Builders Risk—Value of the
Building on the Completion Date

Q

The builders risk coverage form (CP 00 20 04 02) has what amounts to a 100 percent coinsurance clause based on the value of the building on its completion date. But it is not clear to me what comprises the completed building's value. More specifically, an insured is constructing a building that has a great deal of asphalt blacktop and a sizable amount of buried concrete in the footings and base slabs. He does not feel that he should include these in the amount of insurance, although they are included in the contract price of the building.

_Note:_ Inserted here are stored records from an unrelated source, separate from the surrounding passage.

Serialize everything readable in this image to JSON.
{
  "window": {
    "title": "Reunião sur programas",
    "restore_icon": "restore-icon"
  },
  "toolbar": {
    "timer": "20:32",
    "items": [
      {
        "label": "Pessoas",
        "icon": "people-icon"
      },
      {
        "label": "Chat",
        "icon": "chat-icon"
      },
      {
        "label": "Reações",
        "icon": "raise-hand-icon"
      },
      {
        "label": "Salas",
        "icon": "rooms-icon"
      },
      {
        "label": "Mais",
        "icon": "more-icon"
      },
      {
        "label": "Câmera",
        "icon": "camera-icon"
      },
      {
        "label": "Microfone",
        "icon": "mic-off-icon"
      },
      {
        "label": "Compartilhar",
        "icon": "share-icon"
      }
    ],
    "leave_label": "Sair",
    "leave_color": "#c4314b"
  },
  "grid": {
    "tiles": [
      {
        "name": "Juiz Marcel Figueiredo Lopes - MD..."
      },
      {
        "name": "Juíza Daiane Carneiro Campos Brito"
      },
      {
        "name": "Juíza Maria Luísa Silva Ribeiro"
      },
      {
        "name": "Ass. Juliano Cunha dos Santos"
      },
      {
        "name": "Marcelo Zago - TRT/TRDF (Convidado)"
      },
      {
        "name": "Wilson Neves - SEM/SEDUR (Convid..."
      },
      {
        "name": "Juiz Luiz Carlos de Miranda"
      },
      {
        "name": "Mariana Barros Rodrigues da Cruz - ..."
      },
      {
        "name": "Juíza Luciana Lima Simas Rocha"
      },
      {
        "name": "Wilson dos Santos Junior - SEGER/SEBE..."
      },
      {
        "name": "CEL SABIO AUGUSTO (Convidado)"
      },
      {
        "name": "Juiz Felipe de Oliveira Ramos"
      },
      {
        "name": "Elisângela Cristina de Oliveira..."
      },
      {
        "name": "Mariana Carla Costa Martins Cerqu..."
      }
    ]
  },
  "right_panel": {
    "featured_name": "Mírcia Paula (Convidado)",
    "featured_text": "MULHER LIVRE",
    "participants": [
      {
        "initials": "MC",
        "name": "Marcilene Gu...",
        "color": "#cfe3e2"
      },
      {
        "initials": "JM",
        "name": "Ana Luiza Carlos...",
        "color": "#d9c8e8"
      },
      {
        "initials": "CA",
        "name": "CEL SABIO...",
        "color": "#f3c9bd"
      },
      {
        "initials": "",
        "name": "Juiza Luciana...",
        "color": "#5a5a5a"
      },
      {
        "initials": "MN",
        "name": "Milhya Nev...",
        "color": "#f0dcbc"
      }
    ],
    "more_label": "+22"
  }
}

Can you explain what might be excluded from the value of the building on its completion date?

Massachusetts Subscriber

A

The builders risk coverage form applies to the building or structure described in the declarations while in the course of construction. It does not contain the exclusion of foundations below the lowest basement (or, lacking a basement, below the surface of the ground) found in the building and personal property coverage form. In fact, the builders risk form explicitly states that it covers foundations: “1. Covered Property . . . Building Under Construction, meaning the building or structure described in the declarations while in the course of construction, including: a. Foundations; b. The following property: . . (3) Your building materials and supplies used for construction; provided such property is intended to be permanently located in or on the building…or within 100 feet of its premises.” Unlike the case with a completed structure, there is a time during the course of construction when the footings and slabs your insured would like to exclude are exposed to loss. For instance, fire or wind could destroy the forms for these items before the concrete is poured and bring about a legitimate builders risk loss.

If construction has not yet begun, the insured and the underwriter might be brought into agreement on writing an endorsement eliminating coverage of foundations and materials and supplies connected with them in exchange for an appropriate reduction in the amount of insurance. If construction has already passed the foundation stage, the insured has had the protection of the insurance while he or she needed it and there would be no justification for eliminating foundation values from the completed building value.

The same can be said for the asphalt blacktop. The builders risk coverage form responds to building materials and supplies used for construction, “provided such property is intended to be permanently located in or on the building or structure described in the Declarations or within 100 feet of its premises.” Perhaps the probability of loss to the material and supplies to be used in conjunction with the blacktopping is so remote as to represent a risk the insured prefers to carry him or herself. Again, if the underwriter agrees, the value of the blacktopping might be removed from the completed value of the building in a pre-construction agreement if the insured is willing to accept an endorsement excluding coverage of materials and supplies used in that operation.